Baeza Field
Introduction
Alberto Campo Baeza (Valladolid, 1946) is a Spanish architect, who was professor of Projects at the Madrid School of Architecture from 1986 to 2017,[1] and professor at the ETH Zürich, EPFL in Lausanne and PENN in Philadelphia; as well as in Dublin, Ithaca, Paris, Naples, Kansas and Washington.
Biography
He was born in Valladolid in 1946, where his grandfather, Emilio Baeza Eguiluz was a municipal architect-author of the Círculo de Recreo of Valladolid; But from the age of two he lived in Cádiz, where his father worked as a surgeon.
He moved to Madrid to begin his architecture studies at the Higher Technical School of Architecture. He was a student of other architects such as Javier Carvajal, Alejandro de la Sota Martínez, Moneo, Aburto and Cabrero. He began as a professional in Julio Cano Lasso's studio and as a professor at the Madrid School of Architecture, ETSAM, together with Javier Carvajal.

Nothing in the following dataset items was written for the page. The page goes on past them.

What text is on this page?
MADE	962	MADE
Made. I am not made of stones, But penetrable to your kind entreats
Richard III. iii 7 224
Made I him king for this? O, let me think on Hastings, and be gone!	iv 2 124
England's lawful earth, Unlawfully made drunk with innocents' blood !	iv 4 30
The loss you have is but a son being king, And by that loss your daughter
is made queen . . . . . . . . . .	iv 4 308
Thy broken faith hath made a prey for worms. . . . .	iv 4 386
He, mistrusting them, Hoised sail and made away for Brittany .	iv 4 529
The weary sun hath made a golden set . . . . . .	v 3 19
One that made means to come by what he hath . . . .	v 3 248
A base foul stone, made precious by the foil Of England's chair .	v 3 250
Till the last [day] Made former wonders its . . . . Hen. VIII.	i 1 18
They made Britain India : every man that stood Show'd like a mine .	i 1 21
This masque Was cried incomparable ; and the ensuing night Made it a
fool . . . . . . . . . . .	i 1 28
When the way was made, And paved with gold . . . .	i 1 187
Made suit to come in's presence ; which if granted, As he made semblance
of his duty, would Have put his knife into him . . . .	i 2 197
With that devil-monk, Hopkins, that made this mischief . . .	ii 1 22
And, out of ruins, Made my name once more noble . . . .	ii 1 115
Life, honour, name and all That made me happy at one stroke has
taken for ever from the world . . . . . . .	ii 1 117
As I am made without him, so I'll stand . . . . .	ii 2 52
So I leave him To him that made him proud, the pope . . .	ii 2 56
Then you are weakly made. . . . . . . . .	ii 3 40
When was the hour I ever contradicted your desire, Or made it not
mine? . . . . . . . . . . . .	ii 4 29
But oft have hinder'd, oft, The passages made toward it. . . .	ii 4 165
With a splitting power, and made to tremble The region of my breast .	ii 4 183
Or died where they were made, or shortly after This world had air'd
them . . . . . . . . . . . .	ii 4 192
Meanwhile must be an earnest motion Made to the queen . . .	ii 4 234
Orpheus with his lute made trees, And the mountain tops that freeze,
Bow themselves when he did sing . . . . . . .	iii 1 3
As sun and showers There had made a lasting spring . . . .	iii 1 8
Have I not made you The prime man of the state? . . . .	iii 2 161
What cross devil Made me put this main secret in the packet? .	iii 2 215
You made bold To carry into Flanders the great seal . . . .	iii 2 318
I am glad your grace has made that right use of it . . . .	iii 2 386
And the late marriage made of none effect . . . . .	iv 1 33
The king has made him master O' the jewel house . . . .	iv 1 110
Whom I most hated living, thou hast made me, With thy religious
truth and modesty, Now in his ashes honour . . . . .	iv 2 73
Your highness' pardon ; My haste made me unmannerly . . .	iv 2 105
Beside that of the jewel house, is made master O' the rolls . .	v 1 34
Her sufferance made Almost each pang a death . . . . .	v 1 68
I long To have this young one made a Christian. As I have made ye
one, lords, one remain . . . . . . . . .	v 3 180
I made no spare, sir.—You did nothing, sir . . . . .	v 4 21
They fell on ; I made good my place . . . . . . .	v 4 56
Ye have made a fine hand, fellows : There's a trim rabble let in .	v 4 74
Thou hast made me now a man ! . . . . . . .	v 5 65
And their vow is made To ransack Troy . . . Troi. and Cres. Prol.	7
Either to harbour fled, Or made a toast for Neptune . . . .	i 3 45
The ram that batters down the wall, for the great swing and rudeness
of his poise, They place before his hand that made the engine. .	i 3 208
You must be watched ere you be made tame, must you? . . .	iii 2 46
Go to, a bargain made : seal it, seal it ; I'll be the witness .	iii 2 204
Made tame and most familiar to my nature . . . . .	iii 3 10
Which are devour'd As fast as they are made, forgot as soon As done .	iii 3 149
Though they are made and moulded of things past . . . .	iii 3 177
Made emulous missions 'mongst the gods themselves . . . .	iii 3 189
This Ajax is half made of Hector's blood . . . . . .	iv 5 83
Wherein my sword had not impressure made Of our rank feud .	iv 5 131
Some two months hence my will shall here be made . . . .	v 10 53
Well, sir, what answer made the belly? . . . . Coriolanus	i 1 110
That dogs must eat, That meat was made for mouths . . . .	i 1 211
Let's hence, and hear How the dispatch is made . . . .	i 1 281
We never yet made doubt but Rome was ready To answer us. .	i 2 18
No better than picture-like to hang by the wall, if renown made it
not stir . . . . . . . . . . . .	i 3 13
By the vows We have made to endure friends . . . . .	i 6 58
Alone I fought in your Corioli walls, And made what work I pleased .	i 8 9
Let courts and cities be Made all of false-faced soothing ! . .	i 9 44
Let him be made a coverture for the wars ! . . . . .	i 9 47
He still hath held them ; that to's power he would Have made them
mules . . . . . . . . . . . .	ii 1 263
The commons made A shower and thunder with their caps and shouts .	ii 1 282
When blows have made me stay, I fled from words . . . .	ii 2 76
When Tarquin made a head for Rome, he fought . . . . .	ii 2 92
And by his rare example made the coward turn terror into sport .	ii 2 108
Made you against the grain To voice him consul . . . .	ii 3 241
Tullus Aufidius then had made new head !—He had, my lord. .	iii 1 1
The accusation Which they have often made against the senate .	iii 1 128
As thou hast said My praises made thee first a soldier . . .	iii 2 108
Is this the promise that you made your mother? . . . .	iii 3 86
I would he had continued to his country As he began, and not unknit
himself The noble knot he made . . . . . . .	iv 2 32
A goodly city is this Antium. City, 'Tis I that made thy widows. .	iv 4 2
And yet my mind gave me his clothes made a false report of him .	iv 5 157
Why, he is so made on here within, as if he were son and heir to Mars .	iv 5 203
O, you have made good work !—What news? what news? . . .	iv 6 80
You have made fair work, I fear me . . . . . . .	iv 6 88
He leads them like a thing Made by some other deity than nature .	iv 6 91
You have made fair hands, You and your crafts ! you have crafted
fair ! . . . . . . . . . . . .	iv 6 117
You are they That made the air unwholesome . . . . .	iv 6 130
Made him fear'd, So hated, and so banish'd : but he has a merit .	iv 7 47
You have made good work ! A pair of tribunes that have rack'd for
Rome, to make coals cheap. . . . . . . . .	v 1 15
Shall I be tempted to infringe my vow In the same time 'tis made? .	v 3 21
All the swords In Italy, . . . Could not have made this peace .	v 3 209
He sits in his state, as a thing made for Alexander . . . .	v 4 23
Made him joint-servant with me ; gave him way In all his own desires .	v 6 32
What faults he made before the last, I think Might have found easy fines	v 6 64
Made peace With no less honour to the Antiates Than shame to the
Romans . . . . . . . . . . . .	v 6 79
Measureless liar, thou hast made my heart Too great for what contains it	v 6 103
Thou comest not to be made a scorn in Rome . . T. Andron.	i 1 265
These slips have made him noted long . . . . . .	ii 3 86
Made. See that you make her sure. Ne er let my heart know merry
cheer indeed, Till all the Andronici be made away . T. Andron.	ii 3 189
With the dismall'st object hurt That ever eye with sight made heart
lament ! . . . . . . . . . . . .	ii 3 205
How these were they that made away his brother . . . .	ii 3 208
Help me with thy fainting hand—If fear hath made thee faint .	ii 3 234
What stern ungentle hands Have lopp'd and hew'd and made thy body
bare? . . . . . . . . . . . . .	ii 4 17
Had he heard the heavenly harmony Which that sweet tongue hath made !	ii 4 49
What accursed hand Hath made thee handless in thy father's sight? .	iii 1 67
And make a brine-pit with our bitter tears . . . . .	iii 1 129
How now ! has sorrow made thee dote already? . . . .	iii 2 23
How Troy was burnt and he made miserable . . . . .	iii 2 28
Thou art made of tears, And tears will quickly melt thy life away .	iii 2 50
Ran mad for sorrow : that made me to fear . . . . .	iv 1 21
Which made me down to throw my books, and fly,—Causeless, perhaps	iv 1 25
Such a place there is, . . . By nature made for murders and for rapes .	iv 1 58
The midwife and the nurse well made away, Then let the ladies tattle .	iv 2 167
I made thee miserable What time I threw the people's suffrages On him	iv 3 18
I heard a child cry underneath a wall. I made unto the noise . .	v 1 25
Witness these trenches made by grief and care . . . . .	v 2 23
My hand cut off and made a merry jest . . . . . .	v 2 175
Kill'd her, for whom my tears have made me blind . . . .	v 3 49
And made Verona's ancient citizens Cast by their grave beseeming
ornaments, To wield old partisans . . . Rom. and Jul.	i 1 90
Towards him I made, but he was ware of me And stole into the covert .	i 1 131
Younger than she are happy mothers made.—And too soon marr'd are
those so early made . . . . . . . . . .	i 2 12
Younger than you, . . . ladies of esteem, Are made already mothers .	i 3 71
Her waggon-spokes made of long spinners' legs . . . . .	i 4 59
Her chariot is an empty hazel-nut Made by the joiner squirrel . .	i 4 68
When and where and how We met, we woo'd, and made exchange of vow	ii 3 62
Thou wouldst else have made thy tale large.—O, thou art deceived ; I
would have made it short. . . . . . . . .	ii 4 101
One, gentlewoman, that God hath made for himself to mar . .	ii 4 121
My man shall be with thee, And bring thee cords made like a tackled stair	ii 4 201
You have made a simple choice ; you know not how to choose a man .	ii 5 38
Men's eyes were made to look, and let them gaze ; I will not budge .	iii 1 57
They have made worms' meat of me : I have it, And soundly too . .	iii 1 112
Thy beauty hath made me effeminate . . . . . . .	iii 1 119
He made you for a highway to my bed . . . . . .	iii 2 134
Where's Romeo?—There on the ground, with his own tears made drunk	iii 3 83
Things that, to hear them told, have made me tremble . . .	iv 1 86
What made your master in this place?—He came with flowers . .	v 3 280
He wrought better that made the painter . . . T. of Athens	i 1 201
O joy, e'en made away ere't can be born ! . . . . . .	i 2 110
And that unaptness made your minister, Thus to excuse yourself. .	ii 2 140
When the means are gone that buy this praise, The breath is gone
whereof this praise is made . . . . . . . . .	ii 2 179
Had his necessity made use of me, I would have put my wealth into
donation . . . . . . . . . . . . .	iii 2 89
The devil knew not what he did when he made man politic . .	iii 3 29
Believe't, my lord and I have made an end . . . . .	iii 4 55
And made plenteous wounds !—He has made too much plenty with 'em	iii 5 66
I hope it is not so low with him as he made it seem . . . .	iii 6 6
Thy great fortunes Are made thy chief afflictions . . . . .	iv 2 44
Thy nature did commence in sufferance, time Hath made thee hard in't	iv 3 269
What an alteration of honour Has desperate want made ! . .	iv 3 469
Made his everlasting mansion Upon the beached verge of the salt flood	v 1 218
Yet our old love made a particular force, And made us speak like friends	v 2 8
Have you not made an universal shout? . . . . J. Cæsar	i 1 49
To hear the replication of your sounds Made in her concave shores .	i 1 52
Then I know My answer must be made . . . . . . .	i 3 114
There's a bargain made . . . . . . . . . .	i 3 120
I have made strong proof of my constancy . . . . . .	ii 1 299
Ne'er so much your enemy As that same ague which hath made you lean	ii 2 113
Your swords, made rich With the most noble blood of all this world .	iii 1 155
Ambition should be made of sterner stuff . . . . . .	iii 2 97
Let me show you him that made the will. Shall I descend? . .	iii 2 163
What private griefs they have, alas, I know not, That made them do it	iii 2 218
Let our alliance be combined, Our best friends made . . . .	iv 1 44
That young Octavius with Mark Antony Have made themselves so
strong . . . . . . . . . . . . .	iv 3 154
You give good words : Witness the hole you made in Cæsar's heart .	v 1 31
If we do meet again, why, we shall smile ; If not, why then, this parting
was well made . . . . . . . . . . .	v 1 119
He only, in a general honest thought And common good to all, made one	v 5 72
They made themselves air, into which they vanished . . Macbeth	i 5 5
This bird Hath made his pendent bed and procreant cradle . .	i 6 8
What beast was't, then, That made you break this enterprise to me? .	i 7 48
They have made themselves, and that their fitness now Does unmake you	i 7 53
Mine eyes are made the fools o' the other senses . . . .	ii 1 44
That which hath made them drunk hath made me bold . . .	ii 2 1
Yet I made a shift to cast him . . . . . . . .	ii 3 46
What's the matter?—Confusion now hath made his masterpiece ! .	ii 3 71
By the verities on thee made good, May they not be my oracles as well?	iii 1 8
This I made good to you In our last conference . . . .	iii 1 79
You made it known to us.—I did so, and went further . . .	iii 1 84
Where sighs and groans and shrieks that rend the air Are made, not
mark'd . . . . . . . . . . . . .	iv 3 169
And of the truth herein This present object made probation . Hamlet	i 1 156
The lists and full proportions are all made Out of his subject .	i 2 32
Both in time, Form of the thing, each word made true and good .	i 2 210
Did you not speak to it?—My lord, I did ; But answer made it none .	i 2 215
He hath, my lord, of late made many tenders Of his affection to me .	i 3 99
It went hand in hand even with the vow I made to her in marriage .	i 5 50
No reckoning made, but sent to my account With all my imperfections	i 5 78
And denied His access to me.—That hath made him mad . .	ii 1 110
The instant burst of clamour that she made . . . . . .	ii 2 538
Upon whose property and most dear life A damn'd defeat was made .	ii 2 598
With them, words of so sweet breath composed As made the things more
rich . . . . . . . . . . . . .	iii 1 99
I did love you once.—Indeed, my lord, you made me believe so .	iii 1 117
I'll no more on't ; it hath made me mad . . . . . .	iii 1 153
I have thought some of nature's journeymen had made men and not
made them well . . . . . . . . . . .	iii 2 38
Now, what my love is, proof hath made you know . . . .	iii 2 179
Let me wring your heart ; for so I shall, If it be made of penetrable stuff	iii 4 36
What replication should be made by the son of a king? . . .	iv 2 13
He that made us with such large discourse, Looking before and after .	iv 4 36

He has taught at the ETH in Zurich, the EPFL in Lausanne, or the University of Pennsylvania in Philadelphia, in Dublin, Naples, Virginia, Copenhagen, at the Bauhaus in Weimar, at Kansas State University during the 2005-2006 academic year, occupying the Regnier Distinguished Visiting Chair,[2] and at CUA University in Washington. He was a visiting researcher at Columbia University in New York. In 2016 he served as a visiting professor at L'Ecole d'Architecture de la UC Louvain" in Tournai, Belgium. In 2017 he was named Clarkson Visiting Chair in Architecture by the University at Buffalo. In 2018, he taught at the University of Vienna.
He has given multiple lectures around the world, and has been awarded many prizes, such as the TORROJA" prize by Caja Granada or those at the Buenos Aires Biennial in October 2009 for his Nursery for Benetton in Venice and by the Museum of the Memory of Andalusia in Granada. In 2010 he was a finalist in the FAD awards with his work Entre Catedrales. In 2011 he was named Honorary Member by the College of Arquitectos de Cádiz. In 2012 he was nominated for the Mies van der Rohe Award[3] for the Office building for the Junta de Castilla y León in Zamora and received the Teaching Excellence Award from the Polytechnic University of Madrid.[4] And in 2013 he received the Heinrich Tessenow Gold Medal[5] from the Tessenow Society, the Arnold W. Brunner Memorial Prize") from the American Academy of Arts and Letters,[6] the International Award Architecture in Stone of Verona and the Royal Institute of British Architects (RIBA) International Fellowship 2014. In 2015 he was awarded the BigMat Awards in Berlin and the International Spanish Architecture Prize (PAEI 2015). In 2018 he was named an doctor by the CEU San Pablo University, he has received the Piranesi Prize in Rome for his career and has won the competition to build the new French Lyceum in Madrid. And in 2019 he was elected Honorary Fellow by the American Institute of Architects and received the Gold Medal for Architecture awarded by the Superior Council of the Colleges of Architects of Spain. He has obtained the 2020 Spanish National Architecture Prize.